The building will enhance learning, research and collaboration with other organizations. Furthermore, achieving Net-Zero, especially in South Carolina’s hot and humid climate, will encourage innovation and energy efficiency in higher education facilities throughout the state and the nation.
“It is our intention to serve as a demonstration of what is possible, a three-dimensional business case for sustainability that invites others to become sustainable enterprises, as well,” said Teegen.
The Moore School’s new $90 million facility will be located in the heart of Innovista, the university’s research district in downtown Columbia. At approximately 250,000 square feet, this new building will be the only large-scale net-zero energy building in the southeastern United States.
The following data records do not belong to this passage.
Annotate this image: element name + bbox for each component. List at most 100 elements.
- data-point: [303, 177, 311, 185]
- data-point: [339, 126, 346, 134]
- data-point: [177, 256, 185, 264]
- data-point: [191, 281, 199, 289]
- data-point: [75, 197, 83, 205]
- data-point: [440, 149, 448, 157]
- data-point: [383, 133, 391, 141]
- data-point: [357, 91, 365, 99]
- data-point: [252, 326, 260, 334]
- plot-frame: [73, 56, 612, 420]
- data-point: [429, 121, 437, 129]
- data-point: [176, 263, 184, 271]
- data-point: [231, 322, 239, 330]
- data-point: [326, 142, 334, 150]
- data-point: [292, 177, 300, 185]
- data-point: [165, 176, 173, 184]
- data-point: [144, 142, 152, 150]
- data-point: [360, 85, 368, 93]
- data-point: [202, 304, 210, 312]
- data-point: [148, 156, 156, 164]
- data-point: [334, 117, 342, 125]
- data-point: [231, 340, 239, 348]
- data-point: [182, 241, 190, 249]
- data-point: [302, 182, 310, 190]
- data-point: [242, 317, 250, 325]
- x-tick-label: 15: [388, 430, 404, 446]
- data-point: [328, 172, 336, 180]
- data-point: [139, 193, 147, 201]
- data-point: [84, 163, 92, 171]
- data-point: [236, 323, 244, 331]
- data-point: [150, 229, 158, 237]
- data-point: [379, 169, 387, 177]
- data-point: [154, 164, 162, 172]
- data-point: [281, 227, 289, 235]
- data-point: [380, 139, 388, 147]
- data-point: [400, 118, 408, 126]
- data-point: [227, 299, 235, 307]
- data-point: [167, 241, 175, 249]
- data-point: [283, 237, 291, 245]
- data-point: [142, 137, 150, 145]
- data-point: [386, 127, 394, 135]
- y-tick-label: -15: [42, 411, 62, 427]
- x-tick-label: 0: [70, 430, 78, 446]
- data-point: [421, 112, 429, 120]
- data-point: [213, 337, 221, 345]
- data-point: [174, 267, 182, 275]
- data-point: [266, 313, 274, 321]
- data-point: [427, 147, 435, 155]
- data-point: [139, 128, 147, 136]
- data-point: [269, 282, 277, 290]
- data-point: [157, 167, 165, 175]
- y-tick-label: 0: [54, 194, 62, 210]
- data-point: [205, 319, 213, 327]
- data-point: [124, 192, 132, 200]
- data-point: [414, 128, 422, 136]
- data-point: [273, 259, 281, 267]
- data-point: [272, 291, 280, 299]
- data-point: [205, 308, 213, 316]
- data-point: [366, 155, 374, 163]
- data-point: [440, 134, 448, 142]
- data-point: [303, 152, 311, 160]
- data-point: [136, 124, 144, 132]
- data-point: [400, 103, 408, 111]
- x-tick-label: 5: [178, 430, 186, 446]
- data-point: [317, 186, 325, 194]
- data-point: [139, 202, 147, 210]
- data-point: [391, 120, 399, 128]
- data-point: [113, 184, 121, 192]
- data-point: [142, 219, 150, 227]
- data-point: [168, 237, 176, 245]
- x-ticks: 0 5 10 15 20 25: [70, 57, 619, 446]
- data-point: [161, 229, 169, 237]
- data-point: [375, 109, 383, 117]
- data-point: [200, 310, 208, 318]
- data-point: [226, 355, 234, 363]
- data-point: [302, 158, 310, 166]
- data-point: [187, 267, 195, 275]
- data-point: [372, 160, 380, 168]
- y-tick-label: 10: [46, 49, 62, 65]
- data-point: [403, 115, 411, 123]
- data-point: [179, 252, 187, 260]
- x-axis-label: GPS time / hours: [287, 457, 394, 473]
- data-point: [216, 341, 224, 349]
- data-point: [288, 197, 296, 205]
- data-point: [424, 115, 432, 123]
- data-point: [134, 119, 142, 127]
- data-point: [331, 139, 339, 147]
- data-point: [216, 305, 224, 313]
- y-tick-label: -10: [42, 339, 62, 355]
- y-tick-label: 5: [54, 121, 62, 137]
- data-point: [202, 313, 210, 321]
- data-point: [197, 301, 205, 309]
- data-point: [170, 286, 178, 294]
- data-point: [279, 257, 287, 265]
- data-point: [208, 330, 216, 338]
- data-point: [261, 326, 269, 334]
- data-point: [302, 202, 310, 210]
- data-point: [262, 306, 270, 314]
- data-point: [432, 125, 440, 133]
While the State of South Carolina requires all new government-funded commercial construction and renovations to achieve a green building rating of Silver in the LEED (Leadership in Energy and Environmental Design) Green Building Rating System, the Moore School has committed to achieving a minimum of LEED Platinum but will pursue a rating of Net-Zero.
The methods and technologies developed during the construction of the Moore School building will guide construction of all new university facilities, ensuring that they go well beyond the state’s requirement of achieving LEED-Silver certification. The University of South Carolina’s Columbia campus currently has one LEED-Silver certified building and one LEED-Gold certified building, with others pending certification. The university has been committed to sustainability since 1998 when it joined with two other state universities to form the Sustainable Universities Initiative, pledging to incorporate sustainability into operations and academics.